In June 2010, the Court requested additional argument on the separate matters of the Court's jurisdiction over the Department's and USOBA's cross-appeals. Nonetheless, in their supplemental briefs, both parties failed to address the jurisdictional predicate for USOBA's cross-appeal.

The sole argument in support of jurisdiction over the cross-appeal appears in USOBA's jurisdictional statement. USOBA states only that it "filed its cross-appeal in case this Court determines that it does have jurisdiction to hear the [Department's] appeal." USOBA's Jurisdictional Statement, at 1. USOBA's position on that predicate point is that, in fact, there is no jurisdiction over the Department's appeal. In response to USOBA's initial filing, the Department rejected USOBA's jurisdictional predicate as insufficient, and sought to distinguish the procedural posture of the cross-appeal from that of its own appeal. Asserting an argument akin to a claim that USOBA is not aggrieved by the lower court decision, the Department claimed that the Commonwealth Court's order was final for the purposes of Sections 3(b) and 15(h) and its own appeal, but interlocutory regarding the remainder of Act 117 and USOBA's cross-appeal.

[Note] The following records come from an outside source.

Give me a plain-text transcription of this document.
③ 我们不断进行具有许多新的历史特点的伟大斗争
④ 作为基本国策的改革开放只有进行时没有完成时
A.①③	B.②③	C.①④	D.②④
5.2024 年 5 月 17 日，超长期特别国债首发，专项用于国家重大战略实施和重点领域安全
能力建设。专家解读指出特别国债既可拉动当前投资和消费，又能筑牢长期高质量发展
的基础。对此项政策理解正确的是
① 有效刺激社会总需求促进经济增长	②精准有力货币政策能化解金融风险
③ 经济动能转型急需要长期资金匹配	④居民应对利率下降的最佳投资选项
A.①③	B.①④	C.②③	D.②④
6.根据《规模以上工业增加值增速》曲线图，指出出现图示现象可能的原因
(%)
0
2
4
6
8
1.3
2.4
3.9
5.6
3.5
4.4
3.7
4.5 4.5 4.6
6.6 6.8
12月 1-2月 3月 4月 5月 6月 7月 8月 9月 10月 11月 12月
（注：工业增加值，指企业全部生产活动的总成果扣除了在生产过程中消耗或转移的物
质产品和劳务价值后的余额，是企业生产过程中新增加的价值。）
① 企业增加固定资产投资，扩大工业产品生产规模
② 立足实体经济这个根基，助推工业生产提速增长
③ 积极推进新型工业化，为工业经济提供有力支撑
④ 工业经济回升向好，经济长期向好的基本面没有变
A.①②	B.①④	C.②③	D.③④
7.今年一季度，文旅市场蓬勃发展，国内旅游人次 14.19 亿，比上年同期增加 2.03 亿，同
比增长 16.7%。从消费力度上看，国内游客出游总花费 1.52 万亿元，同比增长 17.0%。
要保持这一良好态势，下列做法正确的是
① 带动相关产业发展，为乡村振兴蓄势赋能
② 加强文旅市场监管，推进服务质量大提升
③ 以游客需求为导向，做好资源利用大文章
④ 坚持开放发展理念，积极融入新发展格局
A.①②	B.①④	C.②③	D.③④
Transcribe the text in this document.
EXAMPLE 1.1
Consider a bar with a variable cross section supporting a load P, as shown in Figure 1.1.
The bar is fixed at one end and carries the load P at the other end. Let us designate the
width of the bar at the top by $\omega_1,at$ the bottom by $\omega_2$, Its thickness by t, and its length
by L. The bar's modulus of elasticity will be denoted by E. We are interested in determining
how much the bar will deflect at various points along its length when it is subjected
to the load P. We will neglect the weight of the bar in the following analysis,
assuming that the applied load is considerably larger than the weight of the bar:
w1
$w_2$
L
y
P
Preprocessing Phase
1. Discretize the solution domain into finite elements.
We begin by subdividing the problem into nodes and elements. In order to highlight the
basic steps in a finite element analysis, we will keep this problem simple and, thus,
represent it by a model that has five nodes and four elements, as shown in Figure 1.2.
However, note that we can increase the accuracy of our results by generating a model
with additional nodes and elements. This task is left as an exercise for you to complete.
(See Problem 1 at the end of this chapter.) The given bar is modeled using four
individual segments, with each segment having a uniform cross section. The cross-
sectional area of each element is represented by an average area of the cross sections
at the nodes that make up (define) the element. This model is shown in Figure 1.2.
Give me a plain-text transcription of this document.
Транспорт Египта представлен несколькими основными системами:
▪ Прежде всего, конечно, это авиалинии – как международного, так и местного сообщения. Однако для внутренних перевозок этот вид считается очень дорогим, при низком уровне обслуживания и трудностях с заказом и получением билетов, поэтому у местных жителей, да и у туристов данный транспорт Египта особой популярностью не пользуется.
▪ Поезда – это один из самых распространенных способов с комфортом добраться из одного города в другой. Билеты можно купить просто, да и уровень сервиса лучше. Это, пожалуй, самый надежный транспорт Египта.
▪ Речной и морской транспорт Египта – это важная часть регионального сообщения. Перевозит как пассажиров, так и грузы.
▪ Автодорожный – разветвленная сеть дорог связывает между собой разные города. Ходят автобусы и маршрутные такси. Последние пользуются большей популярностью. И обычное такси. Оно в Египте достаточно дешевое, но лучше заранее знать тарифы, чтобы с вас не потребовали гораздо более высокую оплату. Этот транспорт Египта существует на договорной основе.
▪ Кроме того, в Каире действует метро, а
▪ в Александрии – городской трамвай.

Although we reject the Department's party-centered argument respecting appealability under Rule 341, we nonetheless necessarily conclude that USOBA's contingent cross-appeal is interlocutory. We reiterate that the Commonwealth Court's order granted only part of the relief requested and merely narrowed the dispute between the parties. The only argument raised by USOBA in support of finding that jurisdiction over the cross-appeal exists is not persuasive in light of the reasoning supporting our disposition of the Department's appeal. Accordingly, USOBA's cross-appeal is also quashed.

Both appeals quashed. Jurisdiction relinquished.

Messrs. Justice Eakin and Baer, Madame Justice Todd, Mr. Justice McCaffery and Madame Justice Orie Melvin join the opinion.

Mr. Justice Saylor concurs in the result.